コラム

覚書・念書であれば印紙を貼らなくてよい?

2019.09.26

印紙税を納めなかったとき

印紙を貼るべき契約書や領収書には,一般に考えられているよりも広い文書が含まれます。

印紙が必要なことに気づかず,文書を大量に作成してしまい,税務調査で指摘を受けるという事例が多発しています。

税務調査で印紙の貼り漏れを指摘された場合には,当初に納付すべき印紙税の額の3倍に相当する過怠税が徴収され,かつ,その全額が法人税の損金や所得税の必要経費には算入されません。

そこで,本コラムでは,印紙税の基本に遡りつつ,覚書・念書といった当事者の一方が作成する文書に印紙税を貼る必要があるのかについて解説していきたいと思います。

印紙税法の基本

課税文書とは

印紙税が課されるのは,印紙税法で定められた「課税文書」に限られます。

「課税文書」とは,以下の2つのすべてに当てはまる文書をいいます(印紙税法第3条1項)。

  1.   ⅰ 課税事項(課税物件表(印紙税法別表第1)の課税物件欄に掲げる文書により証されるべき事項)が記載され,かつ, ⅱ当事者の間において課税事項を証明する目的で作成されたものであること
  2. 印紙税法第5条の規定により印紙税を課さないこととされている文書(非課税文書)ではないこと

 

※国税庁「印紙税の手引」

① ⅰ課税事項が記載されたこと

印紙税法が課税文書として定める「契約書」とは,「契約(その予約を含む。)の成立,更改又は内容の変更若しくは補充の事実を証明する目的で作成される文書」をいい,念書,請書その他契約の当事者の一方のみが作成する文書又は契約の当事者の全部若しくは一部の署名を欠く文書でも,当事者間の了解又は商慣習に基づき契約の成立等を証明するものも含まれます(印紙税法・印紙税法別表第一の課税物件表の適用に関する通則5)。

文書が課税文書に該当するかどうかは、文書の全体を一つとして判断するのみでなく,その文書に記載されている個々の内容についても判断されます。

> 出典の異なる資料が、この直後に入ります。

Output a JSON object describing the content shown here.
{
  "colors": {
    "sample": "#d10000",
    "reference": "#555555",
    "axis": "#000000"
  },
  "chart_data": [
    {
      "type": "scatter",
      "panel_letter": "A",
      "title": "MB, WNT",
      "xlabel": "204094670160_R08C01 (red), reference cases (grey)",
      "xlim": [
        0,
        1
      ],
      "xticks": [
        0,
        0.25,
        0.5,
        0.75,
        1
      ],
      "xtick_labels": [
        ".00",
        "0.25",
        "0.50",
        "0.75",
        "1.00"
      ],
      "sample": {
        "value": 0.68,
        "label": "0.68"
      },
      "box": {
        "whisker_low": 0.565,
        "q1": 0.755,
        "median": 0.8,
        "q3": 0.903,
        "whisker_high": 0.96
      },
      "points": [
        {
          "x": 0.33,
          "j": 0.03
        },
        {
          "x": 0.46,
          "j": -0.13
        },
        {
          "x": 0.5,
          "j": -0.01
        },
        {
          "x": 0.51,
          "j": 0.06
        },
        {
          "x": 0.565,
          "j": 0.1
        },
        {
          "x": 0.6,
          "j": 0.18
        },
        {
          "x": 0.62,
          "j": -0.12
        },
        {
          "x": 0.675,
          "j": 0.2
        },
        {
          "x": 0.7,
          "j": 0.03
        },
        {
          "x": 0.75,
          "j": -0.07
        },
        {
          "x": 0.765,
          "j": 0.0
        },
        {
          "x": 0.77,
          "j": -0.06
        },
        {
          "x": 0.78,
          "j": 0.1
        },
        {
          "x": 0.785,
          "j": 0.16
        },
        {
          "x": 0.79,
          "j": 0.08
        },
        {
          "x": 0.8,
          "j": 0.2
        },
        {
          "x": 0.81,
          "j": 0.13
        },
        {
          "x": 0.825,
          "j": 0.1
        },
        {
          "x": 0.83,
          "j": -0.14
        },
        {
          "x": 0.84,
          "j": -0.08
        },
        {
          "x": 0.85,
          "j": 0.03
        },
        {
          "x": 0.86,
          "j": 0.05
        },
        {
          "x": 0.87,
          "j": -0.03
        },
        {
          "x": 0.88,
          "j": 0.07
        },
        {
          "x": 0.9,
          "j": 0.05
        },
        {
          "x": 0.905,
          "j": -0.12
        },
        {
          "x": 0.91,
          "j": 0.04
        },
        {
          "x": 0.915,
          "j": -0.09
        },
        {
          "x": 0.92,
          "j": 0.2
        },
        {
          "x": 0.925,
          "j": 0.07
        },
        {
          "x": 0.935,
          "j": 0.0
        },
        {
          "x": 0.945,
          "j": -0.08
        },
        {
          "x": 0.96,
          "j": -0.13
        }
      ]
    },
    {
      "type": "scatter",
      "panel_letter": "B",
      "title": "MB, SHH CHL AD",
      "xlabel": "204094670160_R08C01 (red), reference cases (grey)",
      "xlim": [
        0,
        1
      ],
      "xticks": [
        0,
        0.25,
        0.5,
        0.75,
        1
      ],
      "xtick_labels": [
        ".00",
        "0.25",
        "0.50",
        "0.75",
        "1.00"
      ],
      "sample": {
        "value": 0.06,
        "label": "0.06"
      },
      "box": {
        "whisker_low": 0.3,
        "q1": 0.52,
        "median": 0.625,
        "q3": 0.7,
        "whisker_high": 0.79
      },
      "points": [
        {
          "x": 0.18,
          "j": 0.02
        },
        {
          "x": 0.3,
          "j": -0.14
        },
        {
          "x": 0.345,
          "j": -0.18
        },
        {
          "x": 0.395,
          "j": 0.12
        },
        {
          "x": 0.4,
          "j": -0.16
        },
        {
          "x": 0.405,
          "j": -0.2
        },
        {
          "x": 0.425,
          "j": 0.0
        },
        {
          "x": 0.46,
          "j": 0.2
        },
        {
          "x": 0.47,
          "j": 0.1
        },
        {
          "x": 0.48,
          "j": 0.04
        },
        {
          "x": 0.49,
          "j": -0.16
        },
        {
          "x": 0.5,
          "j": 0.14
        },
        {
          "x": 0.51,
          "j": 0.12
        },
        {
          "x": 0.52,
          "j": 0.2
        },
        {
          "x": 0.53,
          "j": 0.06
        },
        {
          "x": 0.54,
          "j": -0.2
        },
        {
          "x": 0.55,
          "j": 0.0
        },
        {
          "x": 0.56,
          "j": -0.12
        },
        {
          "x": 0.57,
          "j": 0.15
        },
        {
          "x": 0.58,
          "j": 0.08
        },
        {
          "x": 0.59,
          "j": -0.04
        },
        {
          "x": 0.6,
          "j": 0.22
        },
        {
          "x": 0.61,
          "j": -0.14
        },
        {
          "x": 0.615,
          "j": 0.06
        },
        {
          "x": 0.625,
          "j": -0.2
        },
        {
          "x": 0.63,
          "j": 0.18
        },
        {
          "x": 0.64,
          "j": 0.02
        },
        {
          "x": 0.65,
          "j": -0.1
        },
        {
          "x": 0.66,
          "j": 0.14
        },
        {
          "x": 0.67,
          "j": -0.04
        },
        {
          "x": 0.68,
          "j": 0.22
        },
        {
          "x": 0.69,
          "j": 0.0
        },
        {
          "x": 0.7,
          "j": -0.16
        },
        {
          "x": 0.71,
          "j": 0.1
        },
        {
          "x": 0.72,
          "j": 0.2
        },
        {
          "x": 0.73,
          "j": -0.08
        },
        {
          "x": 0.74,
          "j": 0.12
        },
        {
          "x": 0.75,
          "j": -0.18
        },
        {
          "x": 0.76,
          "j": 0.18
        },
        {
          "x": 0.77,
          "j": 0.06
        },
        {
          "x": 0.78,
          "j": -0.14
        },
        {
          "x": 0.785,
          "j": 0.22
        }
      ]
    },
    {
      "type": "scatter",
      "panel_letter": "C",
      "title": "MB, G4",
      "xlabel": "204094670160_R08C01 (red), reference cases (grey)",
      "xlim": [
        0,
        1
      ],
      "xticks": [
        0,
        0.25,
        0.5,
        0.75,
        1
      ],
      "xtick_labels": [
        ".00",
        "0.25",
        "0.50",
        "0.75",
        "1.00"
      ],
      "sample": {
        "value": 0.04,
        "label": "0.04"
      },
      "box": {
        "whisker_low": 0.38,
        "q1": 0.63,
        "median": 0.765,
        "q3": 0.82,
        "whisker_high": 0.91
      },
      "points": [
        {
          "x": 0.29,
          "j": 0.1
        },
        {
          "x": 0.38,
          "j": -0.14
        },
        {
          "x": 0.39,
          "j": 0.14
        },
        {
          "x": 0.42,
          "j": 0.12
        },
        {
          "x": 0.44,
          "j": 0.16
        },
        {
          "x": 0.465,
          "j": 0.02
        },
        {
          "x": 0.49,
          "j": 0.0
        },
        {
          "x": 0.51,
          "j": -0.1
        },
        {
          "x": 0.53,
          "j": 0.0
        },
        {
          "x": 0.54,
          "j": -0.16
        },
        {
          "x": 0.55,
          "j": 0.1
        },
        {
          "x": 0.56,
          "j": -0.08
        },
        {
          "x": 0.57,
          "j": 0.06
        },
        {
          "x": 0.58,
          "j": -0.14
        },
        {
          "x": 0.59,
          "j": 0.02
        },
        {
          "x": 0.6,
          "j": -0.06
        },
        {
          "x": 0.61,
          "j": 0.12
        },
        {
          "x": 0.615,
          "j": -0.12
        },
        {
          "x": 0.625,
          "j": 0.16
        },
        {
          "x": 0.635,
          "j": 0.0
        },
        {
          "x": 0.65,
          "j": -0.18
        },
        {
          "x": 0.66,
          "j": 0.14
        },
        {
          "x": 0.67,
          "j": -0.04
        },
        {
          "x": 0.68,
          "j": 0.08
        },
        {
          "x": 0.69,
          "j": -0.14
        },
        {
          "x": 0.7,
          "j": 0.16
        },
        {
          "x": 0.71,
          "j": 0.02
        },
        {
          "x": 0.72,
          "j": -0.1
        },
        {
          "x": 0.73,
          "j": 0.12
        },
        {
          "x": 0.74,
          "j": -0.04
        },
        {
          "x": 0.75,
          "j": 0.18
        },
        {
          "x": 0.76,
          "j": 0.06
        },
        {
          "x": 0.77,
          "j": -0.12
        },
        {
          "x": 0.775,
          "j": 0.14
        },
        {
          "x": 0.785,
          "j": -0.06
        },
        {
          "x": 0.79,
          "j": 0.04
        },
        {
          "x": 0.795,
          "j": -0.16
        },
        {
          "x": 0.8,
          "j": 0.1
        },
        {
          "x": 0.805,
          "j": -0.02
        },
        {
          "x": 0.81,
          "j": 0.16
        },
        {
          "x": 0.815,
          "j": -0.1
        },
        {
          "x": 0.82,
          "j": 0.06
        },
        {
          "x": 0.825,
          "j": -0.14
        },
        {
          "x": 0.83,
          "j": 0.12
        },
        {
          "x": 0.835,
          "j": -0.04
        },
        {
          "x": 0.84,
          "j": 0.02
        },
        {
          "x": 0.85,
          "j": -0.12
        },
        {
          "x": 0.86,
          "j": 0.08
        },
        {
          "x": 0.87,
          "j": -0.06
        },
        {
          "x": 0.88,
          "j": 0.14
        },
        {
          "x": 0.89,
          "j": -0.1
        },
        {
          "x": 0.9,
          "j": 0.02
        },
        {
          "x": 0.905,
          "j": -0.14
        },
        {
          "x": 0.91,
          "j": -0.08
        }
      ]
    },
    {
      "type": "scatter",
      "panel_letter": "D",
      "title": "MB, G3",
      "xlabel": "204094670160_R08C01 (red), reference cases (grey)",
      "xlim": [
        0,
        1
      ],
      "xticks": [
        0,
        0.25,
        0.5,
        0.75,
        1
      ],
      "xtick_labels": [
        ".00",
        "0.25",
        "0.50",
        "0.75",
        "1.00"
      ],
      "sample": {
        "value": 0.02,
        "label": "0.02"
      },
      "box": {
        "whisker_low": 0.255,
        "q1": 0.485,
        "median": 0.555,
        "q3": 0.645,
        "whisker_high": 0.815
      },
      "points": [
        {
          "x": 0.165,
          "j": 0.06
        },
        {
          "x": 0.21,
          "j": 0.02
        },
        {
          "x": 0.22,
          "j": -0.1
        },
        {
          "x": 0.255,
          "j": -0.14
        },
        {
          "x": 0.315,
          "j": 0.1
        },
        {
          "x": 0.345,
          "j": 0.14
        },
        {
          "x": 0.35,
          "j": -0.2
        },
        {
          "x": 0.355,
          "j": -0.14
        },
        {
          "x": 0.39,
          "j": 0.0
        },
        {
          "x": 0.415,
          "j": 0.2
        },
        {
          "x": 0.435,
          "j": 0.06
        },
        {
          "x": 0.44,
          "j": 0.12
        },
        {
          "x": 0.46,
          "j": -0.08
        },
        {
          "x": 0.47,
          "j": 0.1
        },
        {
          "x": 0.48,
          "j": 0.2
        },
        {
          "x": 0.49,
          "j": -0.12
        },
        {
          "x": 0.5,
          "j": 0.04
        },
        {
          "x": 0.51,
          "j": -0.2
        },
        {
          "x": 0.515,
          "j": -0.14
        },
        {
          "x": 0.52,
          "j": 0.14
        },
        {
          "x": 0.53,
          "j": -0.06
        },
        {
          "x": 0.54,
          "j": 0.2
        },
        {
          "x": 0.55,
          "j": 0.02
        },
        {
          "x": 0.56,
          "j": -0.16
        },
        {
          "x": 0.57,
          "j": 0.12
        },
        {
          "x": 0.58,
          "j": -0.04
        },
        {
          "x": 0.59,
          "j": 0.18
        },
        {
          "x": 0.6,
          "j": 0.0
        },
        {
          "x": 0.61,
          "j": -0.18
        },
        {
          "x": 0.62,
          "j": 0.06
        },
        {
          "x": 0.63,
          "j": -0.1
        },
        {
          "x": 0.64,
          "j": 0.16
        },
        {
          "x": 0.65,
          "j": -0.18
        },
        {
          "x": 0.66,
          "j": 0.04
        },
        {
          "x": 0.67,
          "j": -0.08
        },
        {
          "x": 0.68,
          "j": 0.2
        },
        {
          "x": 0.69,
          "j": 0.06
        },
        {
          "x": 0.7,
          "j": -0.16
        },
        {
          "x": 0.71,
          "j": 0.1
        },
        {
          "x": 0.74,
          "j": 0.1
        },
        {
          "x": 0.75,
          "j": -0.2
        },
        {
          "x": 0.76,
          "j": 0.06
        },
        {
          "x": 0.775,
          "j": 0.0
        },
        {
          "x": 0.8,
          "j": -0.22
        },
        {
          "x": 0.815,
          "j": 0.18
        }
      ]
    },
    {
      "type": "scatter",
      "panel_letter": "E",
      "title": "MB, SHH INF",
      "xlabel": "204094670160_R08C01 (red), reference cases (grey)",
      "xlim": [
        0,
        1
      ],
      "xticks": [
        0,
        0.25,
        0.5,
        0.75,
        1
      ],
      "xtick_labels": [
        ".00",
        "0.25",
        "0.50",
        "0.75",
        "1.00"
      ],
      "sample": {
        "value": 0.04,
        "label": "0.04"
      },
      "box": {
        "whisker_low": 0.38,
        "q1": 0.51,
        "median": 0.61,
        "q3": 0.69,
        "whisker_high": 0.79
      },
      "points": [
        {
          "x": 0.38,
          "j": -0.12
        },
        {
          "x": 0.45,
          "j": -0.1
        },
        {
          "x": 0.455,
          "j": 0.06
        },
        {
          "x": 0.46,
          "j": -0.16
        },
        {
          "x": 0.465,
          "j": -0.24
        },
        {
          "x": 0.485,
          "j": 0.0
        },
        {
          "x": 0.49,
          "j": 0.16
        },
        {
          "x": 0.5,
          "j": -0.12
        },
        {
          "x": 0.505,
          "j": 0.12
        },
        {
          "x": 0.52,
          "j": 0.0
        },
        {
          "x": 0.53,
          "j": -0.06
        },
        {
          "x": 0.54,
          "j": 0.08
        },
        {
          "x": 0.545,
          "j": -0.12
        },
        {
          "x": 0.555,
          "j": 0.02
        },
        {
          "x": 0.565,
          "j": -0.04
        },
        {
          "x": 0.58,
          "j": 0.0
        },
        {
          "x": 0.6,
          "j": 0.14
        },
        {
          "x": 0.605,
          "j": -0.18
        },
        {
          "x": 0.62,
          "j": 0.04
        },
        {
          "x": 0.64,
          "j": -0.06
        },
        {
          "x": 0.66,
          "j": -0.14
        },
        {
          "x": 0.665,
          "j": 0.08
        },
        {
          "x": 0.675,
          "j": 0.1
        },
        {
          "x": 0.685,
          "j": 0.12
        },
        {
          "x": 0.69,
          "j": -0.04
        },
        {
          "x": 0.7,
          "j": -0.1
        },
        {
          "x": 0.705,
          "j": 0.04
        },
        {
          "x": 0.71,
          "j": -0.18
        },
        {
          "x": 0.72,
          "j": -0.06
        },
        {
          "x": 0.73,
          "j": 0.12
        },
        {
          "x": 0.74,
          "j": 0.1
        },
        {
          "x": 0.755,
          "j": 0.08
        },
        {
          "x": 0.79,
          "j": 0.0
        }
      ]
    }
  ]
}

すなわち,一の文書に2以上の異なる事項が記載されている場合には,その異なる事項ごとに課税文書に該当するかどうかを判断することになります(課税物件表における課税物件表の適用に関する通則2)。

また,課税文書に該当するかどうかは,その文書に表されている事項に基づいて判断することとなり,その文書に評されていない事項は,原則として判断の要素にとり入れません。

①ⅱ課税事項を証明する目的で作成された文書であること

当事者の間において課税事項を証明する効力を有する文書であっても,その課税事項を証明する目的以外の目的で作成された文書は,課税文書とはなりません。その判断は,文書の形式,内容等を取引社会の一般通念に照らして客観的に判断されます。

例えば,預金払戻請求書は,文書の作成者である預金者が預金の払い戻しを請求する目的で作成されたものであり,預金の払戻を受けたこと(金銭を受領したこと)を証明する目的で作成したものではないため,第17号文書(金銭の受取書)には該当しないことになります(基本通達別表第1第17号文書の5)。

②非課税文書とは

非課税文書とは,以下の文書をいいます(印紙税法第5条)。

一 課税物件表の非課税物件の欄に掲げる文書
       例:記載された受取金額が5万円未満の受取書

二 国、地方公共団体又は印紙税法別表第二に掲げる者が作成した文書
  例:国立大学法人、信用保証協会、株式会社日本政策金融公庫 

三 印紙税法別表第三の上欄に掲げる文書で、同表の下欄に掲げる者が作成した文書
     例:日本銀行が作成する国庫金または地方公共団体の公金の取扱いに関する文書

 

覚書・念書の取扱い

以上より,一般的に考えられているような契約書形態の文書だけでなく,請書,覚書,念書等のように契約当事者の一方が署名,押印して相手に交付するような文書であっても,その文書によって契約の成立等が証明されるものは,印紙税法上の「契約書」に該当することになります。